The second-order derivative of a scalar function with respect to a variable vector is known as the Hessian matrix. We present a computational scheme based on the principles of differential geometry for determining the Hessian matrix of a skew ray as it travels through a prism system. A comparison of the proposed method and the conventional finite difference (FD) method is made at last. It is shown that the proposed method has a greater inherent accuracy than FD methods based on ray-tracing data. The proposed method not only provides a convenient means of investigating the wavefront shape within complex prism systems, but it also provides a potential basis for determining the higher order derivatives of a ray by further taking higher order differentiations.

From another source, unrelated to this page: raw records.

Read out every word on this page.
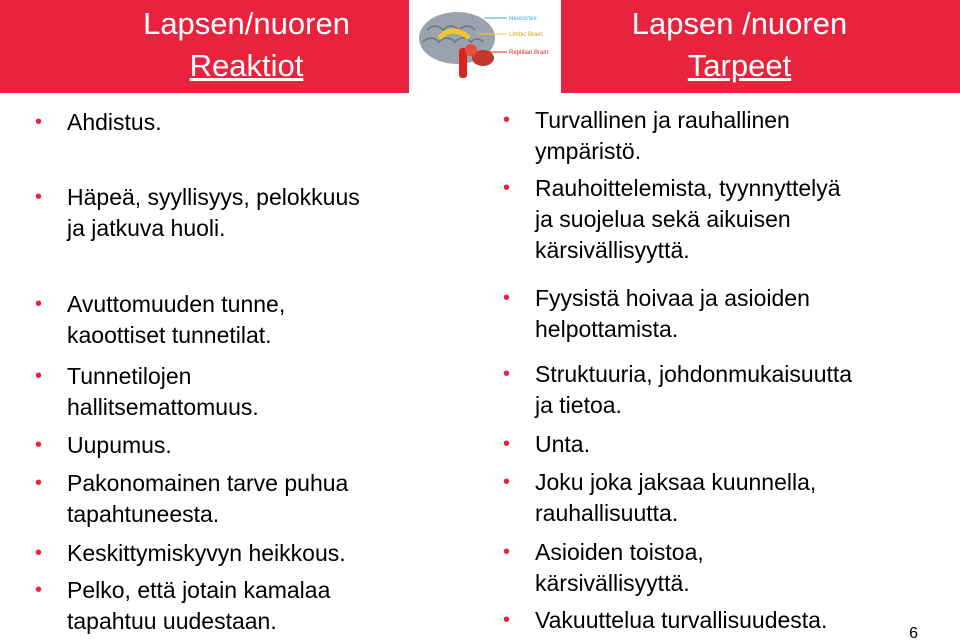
Lapsen/nuoren
Reaktiot
Neocortex:
Limbic Brain:
Reptilian Brain:
Lapsen /nuoren
Tarpeet
• Ahdistus.
• Häpeä, syyllisyys, pelokkuus
ja jatkuva huoli.
• Avuttomuuden tunne,
kaoottiset tunnetilat.
• Tunnetilojen
hallitsemattomuus.
• Uupumus.
• Pakonomainen tarve puhua
tapahtuneesta.
• Keskittymiskyvyn heikkous.
• Pelko, että jotain kamalaa
tapahtuu uudestaan.
• Turvallinen ja rauhallinen
ympäristö.
• Rauhoittelemista, tyynnyttelyä
ja suojelua sekä aikuisen
kärsivällisyyttä.
• Fyysistä hoivaa ja asioiden
helpottamista.
• Struktuuria, johdonmukaisuutta
ja tietoa.
• Unta.
• Joku joka jaksaa kuunnella,
rauhallisuutta.
• Asioiden toistoa,
kärsivällisyyttä.
• Vakuuttelua turvallisuudesta.
6
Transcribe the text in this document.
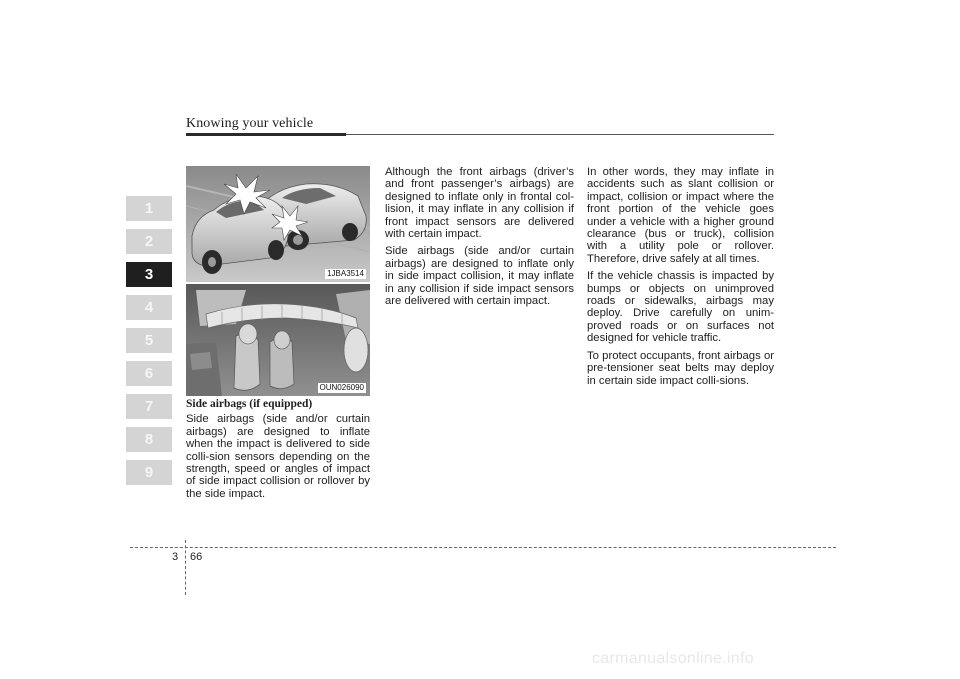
Knowing your vehicle
1
2
3
4
5
6
7
8
9
1JBA3514
OUN026090
Side airbags (if equipped)

Side airbags (side and/or curtain airbags) are designed to inflate when the impact is delivered to side colli-sion sensors depending on the strength, speed or angles of impact of side impact collision or rollover by the side impact.

Although the front airbags (driver’s and front passenger’s airbags) are designed to inflate only in frontal col-lision, it may inflate in any collision if front impact sensors are delivered with certain impact.

Side airbags (side and/or curtain airbags) are designed to inflate only in side impact collision, it may inflate in any collision if side impact sensors are delivered with certain impact.

In other words, they may inflate in accidents such as slant collision or impact, collision or impact where the front portion of the vehicle goes under a vehicle with a higher ground clearance (bus or truck), collision with a utility pole or rollover. Therefore, drive safely at all times.

If the vehicle chassis is impacted by bumps or objects on unimproved roads or sidewalks, airbags may deploy. Drive carefully on unim-proved roads or on surfaces not designed for vehicle traffic.

To protect occupants, front airbags or pre-tensioner seat belts may deploy in certain side impact colli-sions.

3 66
carmanualsonline.info
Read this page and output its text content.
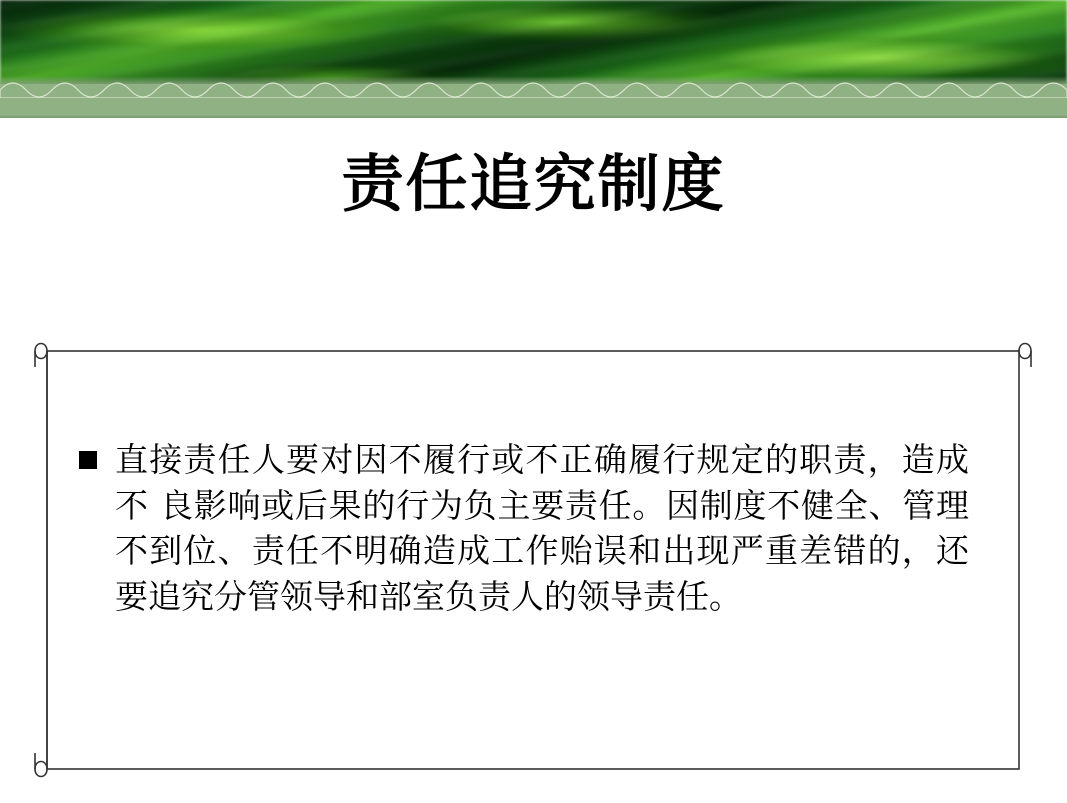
责任追究制度
直接责任人要对因不履行或不正确履行规定的职责，造成不 良影响或后果的行为负主要责任。因制度不健全、管理不到位、责任不明确造成工作贻误和出现严重差错的，还要追究分管领导和部室负责人的领导责任。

© 2011 Optical Society of America

**OCIS Codes**

(080.2720) Geometric optics : Mathematical methods (general)

(080.2740) Geometric optics : Geometric optical design

(080.3620) Geometric optics : Lens system design

(080.1753) Geometric optics : Computation methods

(080.2468) Geometric optics : First-order optics

**History**

Original Manuscript: May 20, 2011

Manuscript Accepted: June 13, 2011

Published: July 12, 2011

**Citation**

Psang Dain Lin and Wei Wu, "Determination of second-order derivatives of a skew ray with respect to the variables of its source ray in optical prism systems," J. Opt. Soc. Am. A **28**, 1600-1609 (2011)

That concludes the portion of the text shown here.